New York is populated with millions of eavesdroppers. Often catching another’s plea, rant, or explanation isn’t intentional, but situational instead. Conversations take place between street corners and across intersections. Cell phone users rarely speak quietly since it’s nearly impossible to hear while talking on the noisy streets of Manhattan. And on a crowded bus or train, New Yorkers hear each other, roll their eyes, sigh, and even chime in. Whether shouting or chatting at a low decibel, the words in this town rarely go unheard, and strangers are always listening.
Last week, I cut through Times Square on a Friday night. Two men in back of me with thick accents had an intense discussion. Originally, I thought they were in a disagreement or even a heated argument, and I considered crossing the street to avoid the altercation. This forced me to focus and pay closer attention.
Miscellaneous expletives rolled off their tongues, and soon I realized they were joking about a coworker’s incompetency. In NYC, cursing in public is expected, encouraged and amplified. I continued to walk and remained on the same side of the street while they followed.
Recently at an Upper West Side brunch, I ordered huevos rancheros but my plate was served with a mimosa and an ear load. I couldn’t help but hear the extremely loud and incredibly close, bickering couple behind my table.

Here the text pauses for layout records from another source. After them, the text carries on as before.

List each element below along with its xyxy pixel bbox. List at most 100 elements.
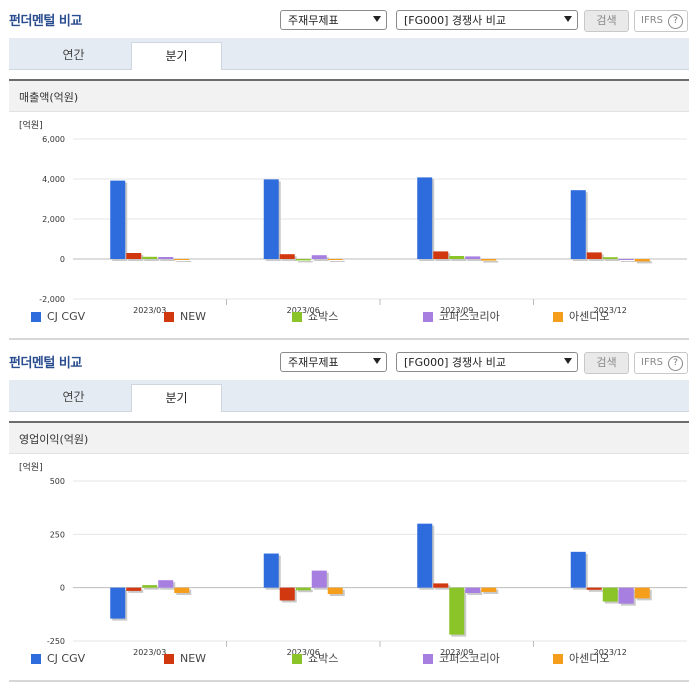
fundamental-panel-2: 펀더멘털 비교 주재무제표 [FG000] 경쟁사 비교 검색 IFRS ? 연… xyxy=(0,342,696,684)
bar-shadow xyxy=(636,261,652,264)
bar xyxy=(433,251,449,259)
operating-profit-chart: [억원] 500 250 0 -250 2023/03 2023/06 2023/09 2023… xyxy=(19,461,687,657)
chart-container: 매출액(억원) [억원] 6,000 4,000 2,000 0 -2,000 2023/0… xyxy=(9,79,689,340)
revenue-chart: [억원] 6,000 4,000 2,000 0 -2,000 2023/03 2023/06… xyxy=(19,119,687,315)
bar xyxy=(570,190,586,259)
legend-label: CJ CGV xyxy=(47,310,86,323)
y-tick-label: -250 xyxy=(47,637,65,646)
peer-group-select[interactable]: [FG000] 경쟁사 비교 xyxy=(396,10,578,30)
bar xyxy=(327,587,343,595)
ifrs-button[interactable]: IFRS ? xyxy=(634,352,688,374)
period-tabs: 연간 분기 xyxy=(9,380,689,412)
bar-shadow xyxy=(329,261,345,262)
chevron-down-icon xyxy=(373,358,381,364)
chevron-down-icon xyxy=(564,16,572,22)
bar-shadow xyxy=(588,589,604,592)
chart-legend: CJ CGV NEW 쇼박스 코퍼스코리아 아센디오 xyxy=(9,309,689,325)
bar xyxy=(142,256,158,259)
x-tick-label: 2023/06 xyxy=(287,306,320,315)
tab-annual[interactable]: 연간 xyxy=(62,390,85,404)
select-value: [FG000] 경쟁사 비교 xyxy=(404,356,507,369)
select-value: 주재무제표 xyxy=(288,356,339,369)
y-tick-label: 500 xyxy=(50,477,65,486)
panel-title: 펀더멘털 비교 xyxy=(9,14,82,29)
legend-label: NEW xyxy=(180,310,207,323)
legend-swatch xyxy=(31,312,41,322)
bar-shadow xyxy=(467,258,483,261)
bar-shadow xyxy=(297,261,313,263)
tab-annual[interactable]: 연간 xyxy=(62,48,85,62)
bar xyxy=(465,256,481,259)
bar-shadow xyxy=(128,589,144,593)
y-tick-label: 2,000 xyxy=(42,215,65,224)
bar xyxy=(311,255,327,259)
y-tick-label: 6,000 xyxy=(42,135,65,144)
legend-label: CJ CGV xyxy=(47,652,86,665)
bar xyxy=(586,587,602,590)
legend-label: 쇼박스 xyxy=(308,652,339,665)
bar xyxy=(327,259,343,260)
bar-shadow xyxy=(604,259,620,261)
bar xyxy=(158,580,174,588)
tab-quarterly[interactable]: 분기 xyxy=(131,42,222,70)
chart-title: 영업이익(억원) xyxy=(19,433,89,446)
legend-swatch xyxy=(31,654,41,664)
select-value: [FG000] 경쟁사 비교 xyxy=(404,14,507,27)
bar-shadow xyxy=(483,261,499,263)
bar xyxy=(417,177,433,259)
ifrs-button[interactable]: IFRS ? xyxy=(634,10,688,32)
chevron-down-icon xyxy=(564,358,572,364)
legend-swatch xyxy=(553,654,563,664)
y-unit-label: [억원] xyxy=(19,119,43,131)
bar-shadow xyxy=(620,261,636,262)
bar-shadow xyxy=(160,259,176,261)
x-tick-label: 2023/12 xyxy=(594,648,627,657)
search-button[interactable]: 검색 xyxy=(584,352,629,374)
bar-shadow xyxy=(313,257,329,261)
peer-group-select[interactable]: [FG000] 경쟁사 비교 xyxy=(396,352,578,372)
tab-quarterly[interactable]: 분기 xyxy=(131,384,222,412)
legend-swatch xyxy=(292,312,302,322)
legend-swatch xyxy=(292,654,302,664)
bar xyxy=(586,252,602,259)
bar xyxy=(295,259,311,261)
x-tick-label: 2023/09 xyxy=(440,306,473,315)
legend-label: 코퍼스코리아 xyxy=(439,310,500,323)
bar xyxy=(481,259,497,261)
statement-type-select[interactable]: 주재무제표 xyxy=(280,352,387,372)
chart-container: 영업이익(억원) [억원] 500 250 0 -250 2023/03 2023/06 20… xyxy=(9,421,689,682)
statement-type-select[interactable]: 주재무제표 xyxy=(280,10,387,30)
bar-shadow xyxy=(297,589,313,593)
bar xyxy=(602,587,618,602)
bar xyxy=(433,583,449,588)
chart-header: 영업이익(억원) xyxy=(9,423,689,454)
bar xyxy=(174,259,190,260)
bar-shadow xyxy=(144,258,160,261)
legend-label: 코퍼스코리아 xyxy=(439,652,500,665)
help-icon: ? xyxy=(668,356,683,371)
x-tick-label: 2023/12 xyxy=(594,306,627,315)
y-tick-label: 0 xyxy=(60,255,65,264)
bar xyxy=(110,180,126,259)
chart-title: 매출액(억원) xyxy=(19,91,79,104)
legend-swatch xyxy=(423,654,433,664)
ifrs-label: IFRS xyxy=(641,357,663,368)
chart-legend: CJ CGV NEW 쇼박스 코퍼스코리아 아센디오 xyxy=(9,651,689,667)
bar xyxy=(634,259,650,262)
bar xyxy=(634,587,650,599)
bar-shadow xyxy=(176,261,192,262)
bar xyxy=(570,551,586,588)
y-tick-label: 0 xyxy=(60,584,65,593)
x-tick-label: 2023/03 xyxy=(133,306,166,315)
bar xyxy=(263,179,279,259)
bar xyxy=(417,523,433,588)
fundamental-panel-1: 펀더멘털 비교 주재무제표 [FG000] 경쟁사 비교 검색 IFRS ? 연… xyxy=(9,10,689,340)
bar xyxy=(295,587,311,591)
x-tick-label: 2023/06 xyxy=(287,648,320,657)
y-unit-label: [억원] xyxy=(19,461,43,473)
chart-header: 매출액(억원) xyxy=(9,81,689,112)
bar xyxy=(618,259,634,260)
search-button[interactable]: 검색 xyxy=(584,10,629,32)
bar xyxy=(174,587,190,593)
bar xyxy=(126,253,142,259)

“The reason I don’t talk about this is because I don’t want to get into it again with you,” he said.
“Well, I think you should ask my permission for stuff like this,” she replied while chomping on her brunch.

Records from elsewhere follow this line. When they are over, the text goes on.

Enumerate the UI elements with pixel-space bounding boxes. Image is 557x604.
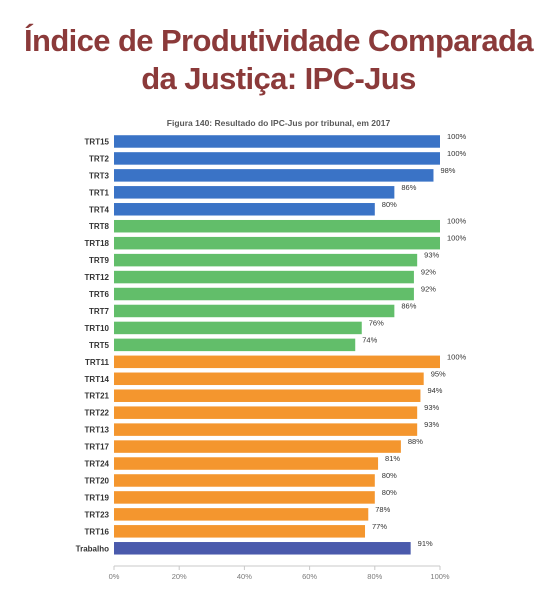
bar — [114, 203, 375, 216]
category-label: TRT8 — [89, 222, 110, 231]
category-label: TRT23 — [85, 510, 110, 519]
category-label: TRT21 — [85, 392, 110, 401]
data-label: 77% — [372, 522, 387, 531]
page-title-line-1: Índice de Produtividade Comparada — [23, 23, 534, 58]
data-label: 100% — [447, 217, 467, 226]
bar — [114, 186, 395, 199]
bar — [114, 304, 395, 318]
category-label: TRT9 — [89, 256, 110, 265]
data-label: 80% — [382, 488, 397, 497]
chart-title: Figura 140: Resultado do IPC-Jus por tri… — [166, 118, 391, 128]
bar — [114, 542, 411, 555]
category-label: TRT10 — [85, 324, 110, 333]
data-label: 76% — [369, 318, 384, 327]
bar — [114, 440, 401, 453]
data-label: 78% — [375, 505, 390, 514]
bar — [114, 152, 440, 165]
x-tick-label: 60% — [302, 572, 317, 581]
x-tick-label: 80% — [367, 572, 382, 581]
category-label: TRT19 — [85, 493, 110, 502]
data-label: 80% — [382, 200, 397, 209]
category-label: TRT3 — [89, 171, 110, 180]
bar — [114, 135, 440, 148]
category-label: TRT1 — [89, 188, 110, 197]
bar — [114, 423, 418, 436]
bar — [114, 372, 424, 386]
data-label: 91% — [418, 539, 433, 548]
category-label: TRT12 — [85, 273, 110, 282]
data-label: 88% — [408, 437, 423, 446]
bar — [114, 287, 414, 301]
category-label: TRT15 — [85, 137, 110, 146]
category-label: TRT24 — [85, 460, 110, 469]
category-label: TRT20 — [85, 476, 110, 485]
data-label: 80% — [382, 471, 397, 480]
page-title: Índice de Produtividade Comparada da Jus… — [0, 22, 557, 98]
data-label: 94% — [427, 386, 442, 395]
data-label: 100% — [447, 149, 467, 158]
category-label: TRT17 — [85, 443, 110, 452]
data-label: 86% — [401, 301, 416, 310]
category-label: TRT11 — [85, 358, 110, 367]
x-tick-label: 0% — [109, 572, 120, 581]
category-label: Trabalho — [76, 544, 109, 553]
bar — [114, 355, 440, 369]
x-tick-label: 100% — [430, 572, 450, 581]
bar — [114, 491, 375, 504]
data-label: 74% — [362, 335, 377, 344]
data-label: 92% — [421, 285, 436, 294]
x-tick-label: 40% — [237, 572, 252, 581]
bar — [114, 236, 440, 250]
category-label: TRT2 — [89, 154, 110, 163]
data-label: 100% — [447, 132, 467, 141]
bar — [114, 169, 434, 182]
category-label: TRT16 — [85, 527, 110, 536]
bar — [114, 321, 362, 335]
page-title-line-2: da Justiça: IPC-Jus — [141, 61, 416, 96]
bar — [114, 270, 414, 284]
category-label: TRT13 — [85, 426, 110, 435]
bar — [114, 406, 418, 419]
data-label: 92% — [421, 268, 436, 277]
category-label: TRT7 — [89, 307, 110, 316]
data-label: 93% — [424, 251, 439, 260]
bar — [114, 508, 369, 521]
bar — [114, 253, 418, 267]
bar — [114, 219, 440, 233]
data-label: 86% — [401, 183, 416, 192]
category-label: TRT22 — [85, 409, 110, 418]
category-label: TRT14 — [85, 375, 110, 384]
category-label: TRT18 — [85, 239, 110, 248]
data-label: 98% — [440, 166, 455, 175]
data-label: 93% — [424, 403, 439, 412]
data-label: 100% — [447, 352, 467, 361]
bar — [114, 338, 356, 352]
bar — [114, 389, 421, 402]
data-label: 81% — [385, 454, 400, 463]
category-label: TRT4 — [89, 205, 110, 214]
data-label: 100% — [447, 234, 467, 243]
bar — [114, 525, 366, 538]
x-tick-label: 20% — [172, 572, 187, 581]
data-label: 93% — [424, 420, 439, 429]
bar — [114, 457, 379, 470]
category-label: TRT5 — [89, 341, 110, 350]
data-label: 95% — [431, 369, 446, 378]
bar — [114, 474, 375, 487]
category-label: TRT6 — [89, 290, 110, 299]
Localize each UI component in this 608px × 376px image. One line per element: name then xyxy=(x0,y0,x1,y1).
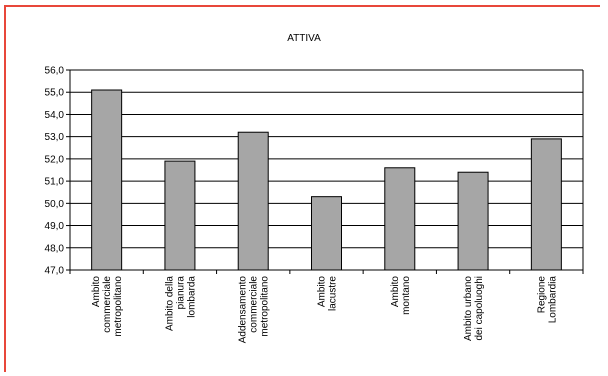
y-tick-label: 55,0 xyxy=(45,88,65,99)
y-tick-label: 49,0 xyxy=(45,221,65,232)
category-label: commerciale xyxy=(249,276,260,333)
category-label: Ambito della xyxy=(164,276,175,331)
category-label: pianura xyxy=(175,276,186,310)
y-tick-label: 56,0 xyxy=(45,66,65,77)
y-tick-label: 51,0 xyxy=(45,177,65,188)
y-tick-label: 54,0 xyxy=(45,110,65,121)
bar xyxy=(311,196,342,271)
category-label: Addensamento xyxy=(238,276,249,344)
category-label: lacustre xyxy=(328,276,339,311)
category-label: dei capoluoghi xyxy=(474,276,485,341)
chart-frame xyxy=(4,5,600,372)
category-label: lombarda xyxy=(186,276,197,318)
category-label: Ambito xyxy=(390,276,401,308)
category-label: Lombardia xyxy=(547,276,558,324)
category-label: commerciale xyxy=(102,276,113,333)
bar xyxy=(164,160,196,271)
category-label: Regione xyxy=(536,276,547,314)
y-tick-label: 48,0 xyxy=(45,243,65,254)
chart-title: ATTIVA xyxy=(287,33,321,44)
y-tick-label: 53,0 xyxy=(45,132,65,143)
bar xyxy=(384,167,416,271)
bar xyxy=(457,171,489,271)
category-label: metropolitano xyxy=(260,276,271,337)
category-label: Ambito xyxy=(317,276,328,308)
category-label: Ambito urbano xyxy=(463,276,474,341)
y-tick-label: 47,0 xyxy=(45,266,65,277)
category-label: metropolitano xyxy=(113,276,124,337)
y-tick-label: 50,0 xyxy=(45,199,65,210)
y-tick-label: 52,0 xyxy=(45,154,65,165)
category-label: montano xyxy=(401,276,412,315)
bar xyxy=(91,89,123,271)
bar xyxy=(530,138,562,271)
category-label: Ambito xyxy=(91,276,102,308)
bar xyxy=(237,131,269,271)
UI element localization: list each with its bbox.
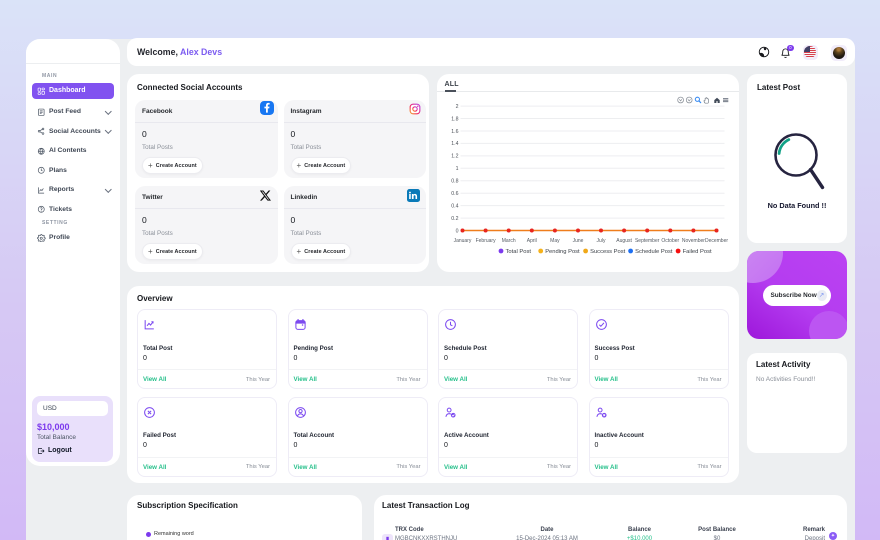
svg-text:January: January bbox=[453, 238, 471, 244]
svg-text:July: July bbox=[596, 238, 605, 244]
svg-text:0.6: 0.6 bbox=[451, 191, 458, 197]
svg-text:March: March bbox=[501, 238, 515, 244]
svg-text:Pending Post: Pending Post bbox=[545, 249, 580, 255]
svg-text:Total Post: Total Post bbox=[505, 249, 531, 255]
svg-text:April: April bbox=[526, 238, 536, 244]
svg-text:0.4: 0.4 bbox=[451, 203, 458, 209]
svg-text:Failed Post: Failed Post bbox=[682, 249, 711, 255]
svg-text:0: 0 bbox=[455, 228, 458, 234]
svg-text:0.2: 0.2 bbox=[451, 216, 458, 222]
svg-text:Success Post: Success Post bbox=[590, 249, 626, 255]
svg-text:1: 1 bbox=[455, 166, 458, 172]
svg-text:June: June bbox=[572, 238, 583, 244]
svg-text:November: November bbox=[681, 238, 704, 244]
svg-text:2: 2 bbox=[455, 104, 458, 110]
svg-text:February: February bbox=[475, 238, 496, 244]
svg-text:Schedule Post: Schedule Post bbox=[635, 249, 673, 255]
svg-text:0.8: 0.8 bbox=[451, 179, 458, 185]
svg-text:1.8: 1.8 bbox=[451, 116, 458, 122]
svg-text:1.2: 1.2 bbox=[451, 154, 458, 160]
svg-text:May: May bbox=[550, 238, 560, 244]
svg-text:December: December bbox=[704, 238, 727, 244]
svg-text:September: September bbox=[634, 238, 659, 244]
svg-text:1.4: 1.4 bbox=[451, 141, 458, 147]
svg-text:August: August bbox=[616, 238, 632, 244]
svg-text:October: October bbox=[661, 238, 679, 244]
svg-text:1.6: 1.6 bbox=[451, 129, 458, 135]
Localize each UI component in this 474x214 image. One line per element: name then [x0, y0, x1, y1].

He came back with statistics, ” You know I went to like 47 concerts last year before we started dating.”
The facts didn’t seem important to her, “I don’t care how many concerts you went to. That was then and this is now.”
Tables were approximately two feet apart, so this was no place for a private talk. Was this the break-up date? Did he treat her to a veggie omelet before axing what already seemed like a doomed relationship? Perhaps she was too controlling. Or he wasn’t willing to sacrifice some of the bachelor-like activities from his pre-relationship days?

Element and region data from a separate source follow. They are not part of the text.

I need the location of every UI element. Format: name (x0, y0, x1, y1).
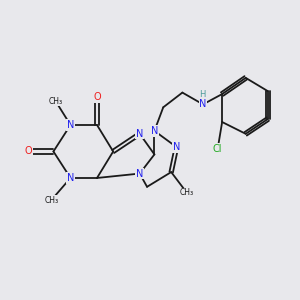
Text: CH₃: CH₃ (49, 97, 63, 106)
Text: N: N (136, 129, 143, 139)
Text: N: N (173, 142, 180, 152)
Text: N: N (136, 169, 143, 178)
Text: CH₃: CH₃ (44, 196, 58, 205)
Text: CH₃: CH₃ (180, 188, 194, 197)
Text: N: N (199, 99, 207, 110)
Text: O: O (93, 92, 101, 102)
Text: N: N (67, 173, 74, 183)
Text: N: N (67, 120, 74, 130)
Text: Cl: Cl (213, 143, 223, 154)
Text: N: N (151, 126, 158, 136)
Text: H: H (199, 90, 206, 99)
Text: O: O (25, 146, 32, 157)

I wanted to shout, “Dump him—there are millions of other jerks to date in New York who don’t attend 47 concerts per year!” That’s almost one per week for crying out loud. Or maybe something more comforting like, “You deserve better. Get out of this thing now, and find someone who appreciates you and your controlling idiosyncrasies.” But I resisted and kept my suggestions to myself. I watched her preoccupied face, which never left him as I walked away to pay the bill.
Two weeks ago, I rode the 7 train to Long Island City with a few friends. We were a tad energetic as we discussed a recent shopping trip. It was a play-by-play raucous account of the happenings of the day, with no detail left out.
Our volume was turned on high, and the entire subway car listened. In fact, after about five minutes of babbling, I realized that no one else was even talking. The three of us were so immersed in our own little Prada world to notice that we’d become the free rush hour entertainment. The straphangers on this train weren’t eavesdropping New Yorkers, they were just plain nosey. But then again, with our trio of big mouths, did they have a choice?
On the website Overheard in New York, quotes picked up by New Yorkers are published daily. These tirades may be absurd, X-rated or offensive, and many are unbelievable. Every second, someone says something worth repeating while others listen.
Below are a few excerpts from New York at its finest.
Little Girl: Mommy, why do people in New York always wear black?
Mommy: I don’t know. Maybe they just don’t like looking pretty.
–Upper East Side
Girl: I know you made it. Look at you. You got a BlackBerry. Yeah, you made it. You got that good-smelling leather.
–Elevator, 12th & 5th
Overheard by: Thirsty Violet
Tourist Lady: Everyone has been so nice in New York, not what I expected.
Woman: We are nice, just self-absorbed.
Overheard by: Renaissance Chick
‘That Guy’, after proposing during the game, is standing and hugging his fiancée:
Yankee fan: What are we doing, playing baseball or getting married? Yankees first, wife second! Now sit the F down.
–Section 18, Yankee Stadium
Overheard by: Lindsay
Small child in stroller: Mommy, why did you wake me up? Don’t wake me up when I’m sleeping!
Mom: Fine. I’ll leave you on the train and you can miss your stop and then the rats will get you.
–Brooklyn bound Q train
Overheard by: djingo
Woman: I find the suburbs to be extremely frightening. I know they all have air conditioning, but still…
Cabbie: I got in some trouble and my wife threw all my clothes out of the house. I never realized how many clothes I have! I know New York streets better than my own closet! (laughs)
–Cab, Broadway and Houston
Conductor: This is an express, uptown C train. You heard right: an express C train. Next stop: 125th Street. If you need local service on the Upper West Side, please transfer across the platform to the D, as in “Daddy done did it” or B, as in “bad boy Bobby Brown” train.